Bagikan:

JAKARTA - Kejaksaan Agung (Kejagung) menyatakan akan mengusut dugaan adanya suap dan gratifikasi di balik vonis ringan Harvey Moeis. Asalkan ada laporan dan bukti permulaan yang cukup.

"Kecuali ada laporan atau pengaduan soal itu (dugaan suap dan gratifikasi)," ujar Kapuspenkum Kejagung Harli Siregar kepada VOI, Senin, 30 Desember.

Saat ini, penyidik belum melakukan penyidikan perihal dugaan penyimpangan dalam putusan Harvey Moeius. Kejagung masih fokus untuk menyiapkan berkas banding atas putusan peradilan tingkat pertama tersebut.

"Kita saat ini fokus dalam proses upaya hukum yg sdh ditempuh yaitu banding," kata Harli.

Soal vonis ringan Harvey Moeis, Komisi Yudisial (KY) juga bakal mendalami dugaan pelanggaran Kode Etik dan Pedoman Perilaku Hakim (KEPPH).

Langkah tersebut dilakukan sebagai respon dari masyarakat yang menilai vonis tersebut terlalu ringan untuk terdakwa yang telah menyebabkan kerugian negara Rp300 triliun.

"KY juga akan melakukan pendalaman terhadap putusan Pengadilan Negeri Jakarta Pusat tersebut untuk melihat apakah ada dugaan pelanggaran (KEPPH) yang terjadi," ujar Juru Bicara KY, Mukti Fajar Nur Dewata.

Harvey Moeis dinyatakan bersalah pada kasus korupsi pengelolaan tata niaga komoditas timah. Sehingga, majelis hakim memvonis atau menjatuhkan pidana penjara selama 6,5 tahun.

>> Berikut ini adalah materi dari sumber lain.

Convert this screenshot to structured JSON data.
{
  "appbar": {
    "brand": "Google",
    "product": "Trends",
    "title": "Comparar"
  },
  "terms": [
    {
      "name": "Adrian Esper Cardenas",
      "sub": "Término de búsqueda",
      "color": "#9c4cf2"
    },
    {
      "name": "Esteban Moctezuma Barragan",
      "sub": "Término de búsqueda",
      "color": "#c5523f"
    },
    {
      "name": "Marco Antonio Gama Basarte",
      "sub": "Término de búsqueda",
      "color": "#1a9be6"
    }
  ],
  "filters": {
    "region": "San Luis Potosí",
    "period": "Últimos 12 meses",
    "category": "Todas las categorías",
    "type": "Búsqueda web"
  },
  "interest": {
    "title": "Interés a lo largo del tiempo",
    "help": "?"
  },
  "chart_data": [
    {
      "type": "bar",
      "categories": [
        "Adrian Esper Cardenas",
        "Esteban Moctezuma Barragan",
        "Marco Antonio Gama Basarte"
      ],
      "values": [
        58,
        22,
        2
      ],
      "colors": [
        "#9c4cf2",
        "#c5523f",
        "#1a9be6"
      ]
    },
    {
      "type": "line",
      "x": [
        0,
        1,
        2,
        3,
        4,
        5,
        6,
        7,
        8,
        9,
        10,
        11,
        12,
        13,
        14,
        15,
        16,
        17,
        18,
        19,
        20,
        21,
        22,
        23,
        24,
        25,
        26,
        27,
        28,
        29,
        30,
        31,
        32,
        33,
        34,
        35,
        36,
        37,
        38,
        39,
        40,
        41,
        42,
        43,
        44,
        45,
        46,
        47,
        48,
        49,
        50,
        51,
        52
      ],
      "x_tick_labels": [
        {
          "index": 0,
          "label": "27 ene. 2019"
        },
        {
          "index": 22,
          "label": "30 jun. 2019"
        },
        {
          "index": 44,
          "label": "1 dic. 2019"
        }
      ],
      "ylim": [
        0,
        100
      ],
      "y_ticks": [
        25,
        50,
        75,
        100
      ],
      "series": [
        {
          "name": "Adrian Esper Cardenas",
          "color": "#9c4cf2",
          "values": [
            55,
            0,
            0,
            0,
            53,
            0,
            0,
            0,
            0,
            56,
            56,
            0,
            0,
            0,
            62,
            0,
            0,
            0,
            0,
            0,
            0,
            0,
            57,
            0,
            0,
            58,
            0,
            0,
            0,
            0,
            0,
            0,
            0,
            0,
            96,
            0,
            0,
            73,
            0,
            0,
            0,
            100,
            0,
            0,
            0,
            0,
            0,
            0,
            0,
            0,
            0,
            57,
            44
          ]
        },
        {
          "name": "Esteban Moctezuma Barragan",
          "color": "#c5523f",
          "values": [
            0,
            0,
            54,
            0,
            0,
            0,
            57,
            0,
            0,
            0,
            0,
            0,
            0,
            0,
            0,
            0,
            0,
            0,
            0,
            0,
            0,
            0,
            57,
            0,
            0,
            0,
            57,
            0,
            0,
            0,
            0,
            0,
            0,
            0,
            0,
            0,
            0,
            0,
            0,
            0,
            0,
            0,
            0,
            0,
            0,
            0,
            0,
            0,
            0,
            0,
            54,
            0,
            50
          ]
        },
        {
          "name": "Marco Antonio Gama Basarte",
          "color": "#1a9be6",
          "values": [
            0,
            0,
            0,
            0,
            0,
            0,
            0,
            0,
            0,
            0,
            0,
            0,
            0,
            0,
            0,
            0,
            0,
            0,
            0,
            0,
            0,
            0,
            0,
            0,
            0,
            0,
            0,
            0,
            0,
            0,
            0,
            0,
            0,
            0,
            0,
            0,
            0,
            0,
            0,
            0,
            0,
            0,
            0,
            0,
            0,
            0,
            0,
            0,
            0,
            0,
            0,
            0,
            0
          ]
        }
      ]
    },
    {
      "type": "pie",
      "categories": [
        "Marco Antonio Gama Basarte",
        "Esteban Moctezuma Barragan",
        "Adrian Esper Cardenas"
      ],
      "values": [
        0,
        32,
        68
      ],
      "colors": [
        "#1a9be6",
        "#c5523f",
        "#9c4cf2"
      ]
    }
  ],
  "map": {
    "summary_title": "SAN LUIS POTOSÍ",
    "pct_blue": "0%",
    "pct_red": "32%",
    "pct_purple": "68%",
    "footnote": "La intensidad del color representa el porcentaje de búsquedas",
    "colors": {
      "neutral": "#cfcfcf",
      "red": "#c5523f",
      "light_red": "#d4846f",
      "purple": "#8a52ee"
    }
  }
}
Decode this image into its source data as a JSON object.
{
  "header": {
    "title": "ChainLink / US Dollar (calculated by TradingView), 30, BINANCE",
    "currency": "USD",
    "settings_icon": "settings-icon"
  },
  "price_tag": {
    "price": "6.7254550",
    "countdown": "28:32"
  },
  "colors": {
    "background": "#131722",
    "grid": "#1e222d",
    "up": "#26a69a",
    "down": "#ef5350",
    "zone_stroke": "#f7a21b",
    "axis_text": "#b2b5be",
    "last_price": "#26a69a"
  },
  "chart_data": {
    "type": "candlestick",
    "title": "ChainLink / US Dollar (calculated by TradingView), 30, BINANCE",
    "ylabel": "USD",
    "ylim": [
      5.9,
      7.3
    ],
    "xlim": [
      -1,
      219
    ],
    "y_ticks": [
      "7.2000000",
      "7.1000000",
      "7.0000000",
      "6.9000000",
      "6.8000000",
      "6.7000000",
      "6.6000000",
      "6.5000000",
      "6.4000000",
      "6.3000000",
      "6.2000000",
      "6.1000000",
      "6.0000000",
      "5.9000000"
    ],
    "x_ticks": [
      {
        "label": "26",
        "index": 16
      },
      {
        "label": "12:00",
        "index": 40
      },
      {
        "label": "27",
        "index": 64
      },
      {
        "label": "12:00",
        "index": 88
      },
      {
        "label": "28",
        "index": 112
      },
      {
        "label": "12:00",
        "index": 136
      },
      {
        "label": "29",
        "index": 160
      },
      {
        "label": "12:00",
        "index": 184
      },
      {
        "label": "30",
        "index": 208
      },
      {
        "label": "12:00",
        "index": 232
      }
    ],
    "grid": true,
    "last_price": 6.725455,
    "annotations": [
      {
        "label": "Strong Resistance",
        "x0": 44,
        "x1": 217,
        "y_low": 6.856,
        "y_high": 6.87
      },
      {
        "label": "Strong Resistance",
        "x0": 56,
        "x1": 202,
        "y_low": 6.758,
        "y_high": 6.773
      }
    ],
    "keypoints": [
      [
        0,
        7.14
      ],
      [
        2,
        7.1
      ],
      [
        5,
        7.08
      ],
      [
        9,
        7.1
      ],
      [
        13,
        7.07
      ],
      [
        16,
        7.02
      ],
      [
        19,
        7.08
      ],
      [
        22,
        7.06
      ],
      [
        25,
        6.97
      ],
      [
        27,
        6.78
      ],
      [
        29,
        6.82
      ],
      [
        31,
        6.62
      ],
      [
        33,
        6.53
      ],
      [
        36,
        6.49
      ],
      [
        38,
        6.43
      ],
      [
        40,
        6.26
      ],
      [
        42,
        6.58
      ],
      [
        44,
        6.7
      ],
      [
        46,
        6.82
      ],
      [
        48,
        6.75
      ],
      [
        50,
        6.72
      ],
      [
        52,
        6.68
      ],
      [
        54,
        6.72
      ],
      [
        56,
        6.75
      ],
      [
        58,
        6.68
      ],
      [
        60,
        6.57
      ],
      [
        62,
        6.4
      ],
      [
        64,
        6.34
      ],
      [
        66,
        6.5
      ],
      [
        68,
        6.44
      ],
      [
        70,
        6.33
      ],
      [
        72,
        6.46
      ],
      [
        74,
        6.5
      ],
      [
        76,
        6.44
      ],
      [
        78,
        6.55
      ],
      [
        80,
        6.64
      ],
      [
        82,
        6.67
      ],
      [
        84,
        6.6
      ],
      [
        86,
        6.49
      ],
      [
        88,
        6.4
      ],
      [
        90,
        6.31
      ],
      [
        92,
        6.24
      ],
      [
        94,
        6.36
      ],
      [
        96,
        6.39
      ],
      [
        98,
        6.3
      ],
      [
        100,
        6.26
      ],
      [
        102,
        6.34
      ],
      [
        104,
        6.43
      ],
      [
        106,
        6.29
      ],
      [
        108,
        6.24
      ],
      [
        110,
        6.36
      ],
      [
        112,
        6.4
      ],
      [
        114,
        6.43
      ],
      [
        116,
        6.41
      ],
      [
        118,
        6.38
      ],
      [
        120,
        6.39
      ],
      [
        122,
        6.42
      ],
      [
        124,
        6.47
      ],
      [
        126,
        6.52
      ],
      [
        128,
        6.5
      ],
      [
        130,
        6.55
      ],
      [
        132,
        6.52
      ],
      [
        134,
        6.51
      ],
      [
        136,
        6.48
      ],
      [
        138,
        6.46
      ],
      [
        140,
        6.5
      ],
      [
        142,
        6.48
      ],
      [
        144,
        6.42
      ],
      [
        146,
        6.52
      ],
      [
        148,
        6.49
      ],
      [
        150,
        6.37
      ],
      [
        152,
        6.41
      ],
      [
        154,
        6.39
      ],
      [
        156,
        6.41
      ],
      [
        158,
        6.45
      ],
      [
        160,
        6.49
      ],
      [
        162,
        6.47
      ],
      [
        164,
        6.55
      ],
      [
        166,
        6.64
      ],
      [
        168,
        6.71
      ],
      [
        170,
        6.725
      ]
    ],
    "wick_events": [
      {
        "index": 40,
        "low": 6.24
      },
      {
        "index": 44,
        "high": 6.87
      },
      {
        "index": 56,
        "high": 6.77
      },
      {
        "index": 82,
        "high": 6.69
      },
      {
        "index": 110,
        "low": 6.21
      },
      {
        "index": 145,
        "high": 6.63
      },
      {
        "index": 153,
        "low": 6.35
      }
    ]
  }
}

"Menjatuhkan pidana kepada terdakwa dengan pidana penjara selama 6 tahun dan 6 bulan," ujar hakim.

Vonis pidana ini lebih ringan daripada tuntutan jaksa. Sebab, pada persidangan sebelumnya jaksa menuntut Harvey Moeis dengan pidana penjara selama 12 tahun.

Meski demikian, hakim turut menjatuhkan pidana denda terhadap suami Sandra Dewi tersebut sebesar Rp1 miliar.

"Denda sebesar Rp1 miliar dengan ketentuan apabila denda tersebut tidak dibayar akan diganti dengan pidana kurungan selama 6 bulan," kata hakim.